La demande sera donc rejetée.
sur la demande de relevé indemne formulée à l’encontre de la société Arcelormittal Projects Exosun :
Les appelantes soutiennent enfin à titre subsidiaire que la société APEX doit relever indemne la procédure collective de la société Exosun en vertu de son engagement, dans son projet de reprise, de faire son affaire personnelle des revendications des fournisseurs au titre des clauses de réserve de propriété qui ne seraient pas purgées, sous réserve qu’elles aient été dûment et valablement effectuées auprès des organes de la procédure.
La société APEX peut cependant opposer utilement que ses engagements de reprise ne pouvaient concerner que des biens existant en nature dans l’entité reprise au jour du jugement arrêtant le plan de cession ; qu’en outre son offre de reprise du 10 décembre 2017 excluait expressément les contrats conclus avec la société Urbasolar (sa pièce 7), ce dont le tribunal lui a donné acte dans son jugement du 03 janvier 2018 rectifié le 23 mai.
Même si elle a repris par ailleurs le contrat cadre avec la société Voestalpine Sadef, cette exclusion expresse, et le fait que les longerons litigieux ont été livrés et installés directement sur les sites de la société Urbasolar où ils se trouvaient à la date du jugement d’ouverture, doivent conduire à rejeter toute demande à son encontre dans le cadre du litige qui oppose la société Exosun et la société Urbasolar, auquel elle n’est d’ailleurs pas partie à l’expertise.

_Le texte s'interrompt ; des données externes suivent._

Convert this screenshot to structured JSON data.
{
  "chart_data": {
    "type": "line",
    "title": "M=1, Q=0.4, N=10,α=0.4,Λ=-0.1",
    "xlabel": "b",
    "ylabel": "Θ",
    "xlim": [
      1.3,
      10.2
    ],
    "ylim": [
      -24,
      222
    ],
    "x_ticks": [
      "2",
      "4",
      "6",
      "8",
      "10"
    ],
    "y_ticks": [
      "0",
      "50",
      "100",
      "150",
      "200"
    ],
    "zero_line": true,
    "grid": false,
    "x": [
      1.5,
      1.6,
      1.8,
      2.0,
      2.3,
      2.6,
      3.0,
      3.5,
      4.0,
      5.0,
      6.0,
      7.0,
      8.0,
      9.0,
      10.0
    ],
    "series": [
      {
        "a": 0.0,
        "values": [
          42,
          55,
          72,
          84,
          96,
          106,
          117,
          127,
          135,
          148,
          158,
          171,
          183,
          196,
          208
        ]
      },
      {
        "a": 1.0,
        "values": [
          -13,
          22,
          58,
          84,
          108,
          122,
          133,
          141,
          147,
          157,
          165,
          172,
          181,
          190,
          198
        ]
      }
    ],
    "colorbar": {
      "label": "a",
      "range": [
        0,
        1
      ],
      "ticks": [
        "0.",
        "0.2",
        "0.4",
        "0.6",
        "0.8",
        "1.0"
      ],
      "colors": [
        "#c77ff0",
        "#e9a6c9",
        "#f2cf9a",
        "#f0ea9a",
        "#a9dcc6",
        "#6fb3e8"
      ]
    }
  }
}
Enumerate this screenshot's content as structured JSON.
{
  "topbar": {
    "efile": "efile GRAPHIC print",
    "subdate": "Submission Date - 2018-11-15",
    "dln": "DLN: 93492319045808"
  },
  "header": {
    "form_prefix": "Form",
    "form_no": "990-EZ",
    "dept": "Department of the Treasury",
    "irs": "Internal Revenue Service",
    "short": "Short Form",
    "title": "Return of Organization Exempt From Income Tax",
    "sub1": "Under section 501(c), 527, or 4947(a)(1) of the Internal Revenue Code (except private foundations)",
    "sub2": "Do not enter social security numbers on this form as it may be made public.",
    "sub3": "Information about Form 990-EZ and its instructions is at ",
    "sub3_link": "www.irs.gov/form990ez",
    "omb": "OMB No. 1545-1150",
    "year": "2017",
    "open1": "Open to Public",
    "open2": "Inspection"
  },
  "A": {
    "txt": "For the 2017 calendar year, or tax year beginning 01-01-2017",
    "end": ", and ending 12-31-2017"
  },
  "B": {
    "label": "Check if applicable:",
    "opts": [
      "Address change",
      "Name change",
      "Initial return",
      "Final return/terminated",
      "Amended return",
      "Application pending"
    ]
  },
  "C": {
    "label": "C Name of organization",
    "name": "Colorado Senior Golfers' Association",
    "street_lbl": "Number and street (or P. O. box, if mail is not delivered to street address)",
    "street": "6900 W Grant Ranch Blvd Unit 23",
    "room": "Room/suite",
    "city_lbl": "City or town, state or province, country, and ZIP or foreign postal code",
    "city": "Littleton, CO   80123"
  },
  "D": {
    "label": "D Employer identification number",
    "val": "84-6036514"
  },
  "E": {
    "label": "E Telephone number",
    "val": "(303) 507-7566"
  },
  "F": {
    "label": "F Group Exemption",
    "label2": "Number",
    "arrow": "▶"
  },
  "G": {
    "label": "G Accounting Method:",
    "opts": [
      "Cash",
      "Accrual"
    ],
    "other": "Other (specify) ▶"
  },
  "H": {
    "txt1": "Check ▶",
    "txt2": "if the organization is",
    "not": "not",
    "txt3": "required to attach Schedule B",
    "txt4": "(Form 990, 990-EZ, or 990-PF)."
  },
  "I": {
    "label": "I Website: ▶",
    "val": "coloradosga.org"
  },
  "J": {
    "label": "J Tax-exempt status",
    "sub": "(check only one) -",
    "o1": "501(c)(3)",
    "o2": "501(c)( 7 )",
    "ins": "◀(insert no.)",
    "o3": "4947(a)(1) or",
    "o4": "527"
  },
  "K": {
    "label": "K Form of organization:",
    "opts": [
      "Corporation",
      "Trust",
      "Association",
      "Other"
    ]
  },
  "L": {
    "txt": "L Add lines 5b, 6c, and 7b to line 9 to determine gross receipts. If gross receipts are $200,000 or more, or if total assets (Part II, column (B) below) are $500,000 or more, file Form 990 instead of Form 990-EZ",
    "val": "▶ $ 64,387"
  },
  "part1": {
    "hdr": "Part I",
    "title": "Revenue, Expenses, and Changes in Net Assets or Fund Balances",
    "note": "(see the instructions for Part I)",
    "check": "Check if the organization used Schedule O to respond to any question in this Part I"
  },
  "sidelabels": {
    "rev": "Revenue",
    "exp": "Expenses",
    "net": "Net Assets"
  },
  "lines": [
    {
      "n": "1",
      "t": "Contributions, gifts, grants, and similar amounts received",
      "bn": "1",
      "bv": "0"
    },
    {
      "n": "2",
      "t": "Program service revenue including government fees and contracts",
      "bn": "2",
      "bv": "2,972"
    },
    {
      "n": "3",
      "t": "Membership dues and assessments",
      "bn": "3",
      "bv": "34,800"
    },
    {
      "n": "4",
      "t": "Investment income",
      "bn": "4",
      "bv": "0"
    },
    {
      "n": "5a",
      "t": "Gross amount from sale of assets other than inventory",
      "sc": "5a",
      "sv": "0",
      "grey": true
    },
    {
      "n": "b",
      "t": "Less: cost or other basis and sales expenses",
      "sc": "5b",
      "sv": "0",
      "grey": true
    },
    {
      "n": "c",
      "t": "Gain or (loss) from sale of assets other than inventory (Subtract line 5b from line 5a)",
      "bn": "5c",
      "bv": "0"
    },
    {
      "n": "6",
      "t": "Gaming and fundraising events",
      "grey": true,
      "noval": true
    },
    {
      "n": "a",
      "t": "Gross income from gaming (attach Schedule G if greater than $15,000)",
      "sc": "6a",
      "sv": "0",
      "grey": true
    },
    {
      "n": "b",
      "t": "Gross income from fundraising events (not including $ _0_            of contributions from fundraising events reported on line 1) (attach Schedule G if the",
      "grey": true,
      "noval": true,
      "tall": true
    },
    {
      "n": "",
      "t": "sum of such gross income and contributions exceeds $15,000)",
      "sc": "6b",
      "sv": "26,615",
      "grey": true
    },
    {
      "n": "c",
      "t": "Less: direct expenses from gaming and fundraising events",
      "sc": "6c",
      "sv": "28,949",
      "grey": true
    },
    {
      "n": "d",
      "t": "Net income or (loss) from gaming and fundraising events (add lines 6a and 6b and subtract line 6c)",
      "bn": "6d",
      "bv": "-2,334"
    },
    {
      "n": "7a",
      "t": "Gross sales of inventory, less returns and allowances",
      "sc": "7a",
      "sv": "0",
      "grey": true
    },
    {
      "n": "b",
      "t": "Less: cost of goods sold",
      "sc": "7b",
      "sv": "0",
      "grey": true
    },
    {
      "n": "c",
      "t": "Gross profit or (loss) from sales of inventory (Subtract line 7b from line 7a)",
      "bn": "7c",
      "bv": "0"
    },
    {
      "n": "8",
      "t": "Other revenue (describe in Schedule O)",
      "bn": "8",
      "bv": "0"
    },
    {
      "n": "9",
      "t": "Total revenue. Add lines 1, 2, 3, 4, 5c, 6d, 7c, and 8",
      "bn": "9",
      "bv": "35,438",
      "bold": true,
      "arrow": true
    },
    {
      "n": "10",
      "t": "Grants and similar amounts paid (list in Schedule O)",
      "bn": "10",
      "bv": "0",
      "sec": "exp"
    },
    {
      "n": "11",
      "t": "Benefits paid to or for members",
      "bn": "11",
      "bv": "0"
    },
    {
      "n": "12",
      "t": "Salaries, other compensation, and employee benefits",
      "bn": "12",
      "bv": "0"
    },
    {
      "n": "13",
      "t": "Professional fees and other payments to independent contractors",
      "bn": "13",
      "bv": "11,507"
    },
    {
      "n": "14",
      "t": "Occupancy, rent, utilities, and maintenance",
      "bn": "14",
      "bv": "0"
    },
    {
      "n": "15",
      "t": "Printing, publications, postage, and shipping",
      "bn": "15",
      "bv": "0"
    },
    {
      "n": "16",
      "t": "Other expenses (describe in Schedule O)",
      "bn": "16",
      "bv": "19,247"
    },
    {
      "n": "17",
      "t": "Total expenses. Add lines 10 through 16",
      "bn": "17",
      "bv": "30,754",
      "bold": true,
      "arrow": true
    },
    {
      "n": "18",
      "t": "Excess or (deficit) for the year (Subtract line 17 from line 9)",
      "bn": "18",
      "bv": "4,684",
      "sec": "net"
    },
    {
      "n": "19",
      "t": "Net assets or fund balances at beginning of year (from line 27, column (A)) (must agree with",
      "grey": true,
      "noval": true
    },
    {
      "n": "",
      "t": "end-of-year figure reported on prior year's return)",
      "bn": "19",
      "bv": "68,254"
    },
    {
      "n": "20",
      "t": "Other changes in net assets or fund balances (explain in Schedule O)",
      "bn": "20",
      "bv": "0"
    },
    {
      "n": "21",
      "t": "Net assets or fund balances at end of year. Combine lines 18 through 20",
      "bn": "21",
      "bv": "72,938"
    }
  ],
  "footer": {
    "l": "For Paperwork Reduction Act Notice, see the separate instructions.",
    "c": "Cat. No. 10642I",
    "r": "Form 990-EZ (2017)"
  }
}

Le jugement qui a rejeté la demande de relevé indemne sera donc confirmé, et la revendication de la société Voestalpine Sadef NV acceptée à hauteur de la somme de 139 698,50 euros, montant dont elle justifie et qui n’est pas contesté par la société Exosun et son liquidateur.
sur les demandes accessoires :
Il apparaît inéquitable de laisser à la charge des sociétés Urbasolar, Arcelormittal Projects Exosun, et Voestalpine Sadef NV les sommes, non comprises dans les dépens, exposées par elles dans le cadre de l’appel. La SELARL Ekip’ ès-qualités sera condamnée à leur payer à chacune la somme de 2 000 euros sur le fondement des dispositions de l’article 700 du code
de procédure civile.
La SELARL Ekip’ ès-qualités sera condamnée aux entiers dépens d’appel.
PAR CES MOTIFS :
La cour, statuant pu bliquement, contradictoirement et en dernier ressort,
Confirme le jugement du tribunal de commerce de Bordeaux en date du 24 novembre 2020
Condamne la SELARL Ekip’ ès-qualités à payer aux sociétés Urbasolar, Arcelormittal Projects Exosun et Voestalpine Sadef NV chacune la somme de 2 000 euros sur le fondement des dispositions de l’article 700 du code de procédure civile en cause d’appel
Condamne la SELARL Ekip’ ès-qualités aux entiers dépens de la procédure.
Le présent arrêt a été signé par Mme Pignon, présidente et par M. Goudot, greffier, auquel la minute de la décision a été remise par le magistrat signataire.